Nobody is expecting either the Buffalo Sabres or the Boston Bruins to run away with their first-round Stanley Cup playoff series.

Clearly, the Sabres should be the favorites after a strong regular season, and they have some young star players in Tage Thompson, Rasmus Dahlin, and Bowen Byram, among others, and an experienced head coach in Lindy Ruff, who has seen and done it all at this point.

Just as clearly, the Bruins have a distinctly more experienced team with both David Pastrnak and Charlie McAvoy boasting Stanley Cup Finals games on their hockey resumes, and with a team that, according to their head coach, is going to readily lean into the nastiness and physical game.

Seemingly that is to the chagrin of the Sabres media and fans in Buffalo based on the social media reactions this week and based on the Buffalo players and coaches now being asked to react to what the B’s are doing rather than the other way around.
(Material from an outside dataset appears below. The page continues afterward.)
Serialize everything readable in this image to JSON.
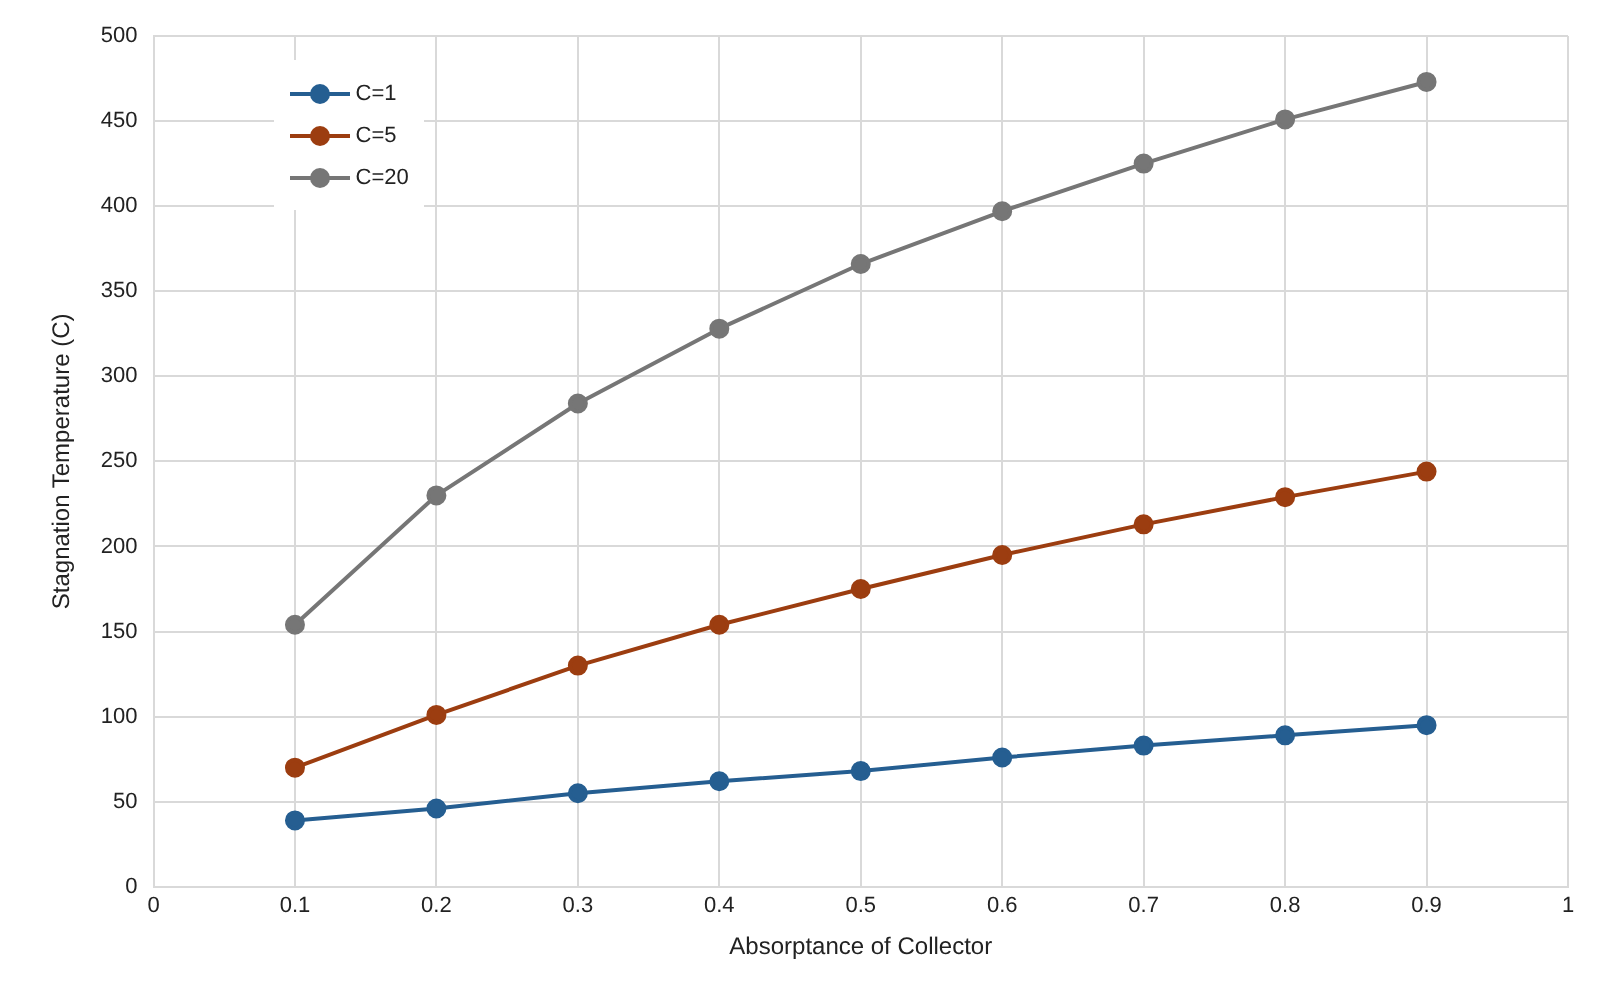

But there are areas in both teams where they hold clear advantages, and there may not be a bigger check mark for the B’s than in the goaltending department. Jeremy Swayman is an experienced playoff performer coming off a very strong rebound campaign where he finished with a 31-18-4 record and a .908 save percentage behind a B’s team that was admittedly shaky defensively in front of him at times this season.

“I think there was a lot of growth,” said Swayman of this season. “I think I was where I wanted to be mentally and physically, and it couldn’t have happened without my experiences up to this point. I’m doing to my best to stay in the moment and dive into every game with full intention and full focus and a mindset to get the win.

“I think we can be confident in this room knowing that we have [game] experience at that [playoff] level. And we can have a really joyful aggression knowing that…going into important games knowing we know how to perform and have success against a skilled team like that.”

On the Buffalo side, Ukko-Pekka Luukkonen and Alex Lyon both shared time with pretty solid seasons with the Sabres, but there’s an old adage in the Stanley Cup playoffs that if a team doesn’t have a clear-cut No. 1 goalie in the postseason, then they really don’t have a goalie at all.

UPL should get the net to start the playoff series for his first career Stanley Cup playoff experience, but the Sabres are in that difficult space where a soft goal or two could get everybody talking about a goalie change, and a goalie controversy can take on a life of its own in a playoff series, as we’ve all seen play out many times over.

There will be no such phenomenon with the Bruins as Swayman is going to get the mail for the Black and Gold and posted a sparkling .933 save percentage in his last season for the Bruins, where he spearheaded a series win over the Maple Leafs before ultimately falling to the Stanley Cup champs in Florida.